Re: [GIT PULL] adaptive spinning mutexes

From: Ingo Molnar
Date: Thu Jan 15 2009 - 13:09:25 EST



* Linus Torvalds <torvalds@xxxxxxxxxxxxxxxxxxxx> wrote:

> > Has anyone found a non-synthetic benchmark where this makes a
> > significant difference? Aside from btrfs, I mean.
>
> Yea, if you have some particular filesystem (or other subsystem) that
> uses a global mutex, you'll obviously see way more contention. Btrfs may
> not be _unique_ in this regard, but it's definitely doing something that
> isn't good.
>
> Btw, it's doing something that ext3 also used to do iirc, until we fixed
> it to use spinlocks instead (the block group lock in particular).
>
> Yeah - just double-checked.

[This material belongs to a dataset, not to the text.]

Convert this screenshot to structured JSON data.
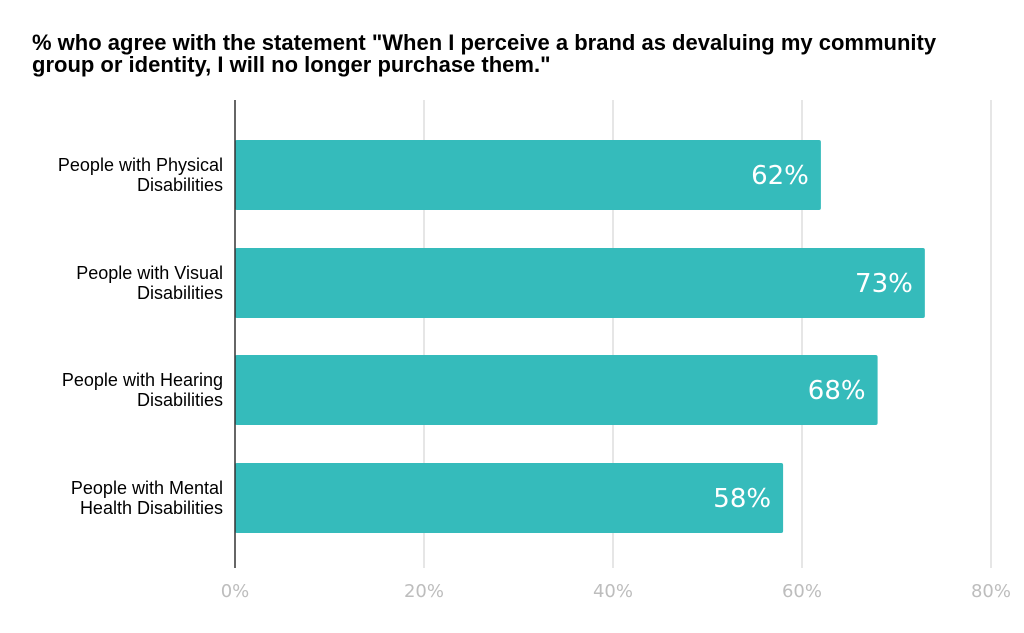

Commit c12b9866ea52 in the historical Linux
> archive, from 2003. Which made block allocation protected by a per-group
> spinlock, rather than lock_super().

btw., i think spin-mutexes have a design advantage here: in a lot of code
areas it's quite difficult to use spinlocks - cannot allocate memory,
cannot call any code that can sporadically block (but does not _normally_
block), etc.

With mutexes those atomicity constraints go away - and the performance
profile should now be quite close to that of spinlocks as well.